Uber’s CEO is asking a quiet question that’s louder than it seems. Is AI actually helping? It’s a good question. Especially when you look at what the rest of the travel industry is doing.
Hotels Shift in Asia
Asia isn’t sleeping on it. The hotel market is moving.
Andrew Langdon from Accor spoke at Skift Asia Forum 26. He laid out the reality. Generations change. Competition rises. Brands switch sides to keep up. It’s happening fast. Mostly in mid-scale spots. Or the cheap stuff. Economy properties are the engine now. The fancy stuff? Less so.
“Generational shifts accelerate conversions.”
Simple enough. If you don’t change your flag, you lose the room.
Google Plays the Agent
Google has been sneaking toward agentic shopping for hotels. Now? They said it out loud. No hiding.
Agentic shopping means the bot decides. You give a goal. The machine finds the deal. Google is positioning itself right at that gate.
The Chatbot Lie
Ariane Gorin from Expedia dropped a bomb on chatbots. Everyone thinks an AI agent will book, confirm, check in, and fix the Wi-Fi in one smooth chat.
She called out the test-and-learn culture. Roamie? It was the casualty. An end-to-end solution just doesn’t work right now. The tech isn’t ready. Or the humans aren’t. Probably both.
So what do we have?
Broken bits. Good parts, but not the whole package. The dream of a single bot handling everything? That’s later. Maybe next decade.
Expedia Stretches
Expedia knows it’s not an OTA anymore. Or at least, it doesn’t want to be just that.

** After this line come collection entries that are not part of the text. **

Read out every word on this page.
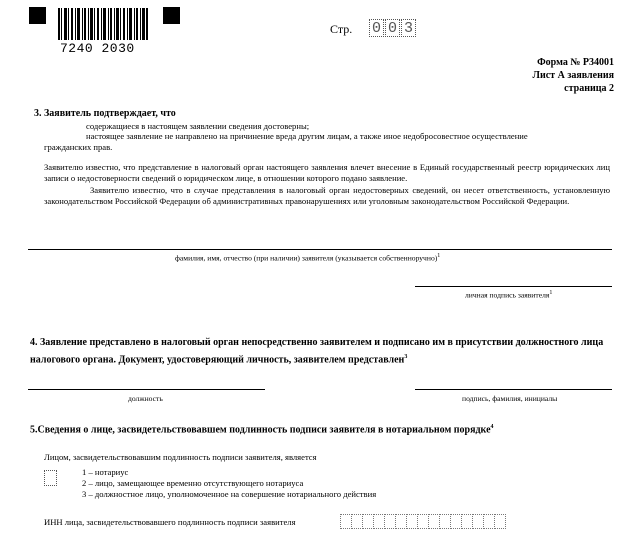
7240 2030
Стр. 0 0 3
Форма № Р34001
Лист А заявления
страница 2
3. Заявитель подтверждает, что
содержащиеся в настоящем заявлении сведения достоверны;
настоящее заявление не направлено на причинение вреда другим лицам, а также иное недобросовестное осуществление
гражданских прав.
Заявителю известно, что представление в налоговый орган настоящего заявления влечет внесение в Единый государственный реестр юридических лиц записи о недостоверности сведений о юридическом лице, в отношении которого подано заявление.
Заявителю известно, что в случае представления в налоговый орган недостоверных сведений, он несет ответственность, установленную законодательством Российской Федерации об административных правонарушениях или уголовным законодательством Российской Федерации.
фамилия, имя, отчество (при наличии) заявителя (указывается собственноручно)$^1$
личная подпись заявителя$^1$
4. Заявление представлено в налоговый орган непосредственно заявителем и подписано им в присутствии должностного лица налогового органа. Документ, удостоверяющий личность, заявителем представлен$^3$
должность	подпись, фамилия, инициалы
5.Сведения о лице, засвидетельствовавшем подлинность подписи заявителя в нотариальном порядке$^4$
Лицом, засвидетельствовавшим подлинность подписи заявителя, является
1 – нотариус
2 – лицо, замещающее временно отсутствующего нотариуса
3 – должностное лицо, уполномоченное на совершение нотариального действия
ИНН лица, засвидетельствовавшего подлинность подписи заявителя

They are pushing boundaries. Upstream to where you find ideas. Downstream to when you’re actually standing in line. Meta. Uber. Clear. Partnerships. They aren’t reinventing the wheel. They are just making the wheel touch everything you own.
Booking isn’t a transaction. It’s a moment in a longer chain.
If Google owns the agent, and Expedia owns the journey, and Uber questions the point… who owns the traveler?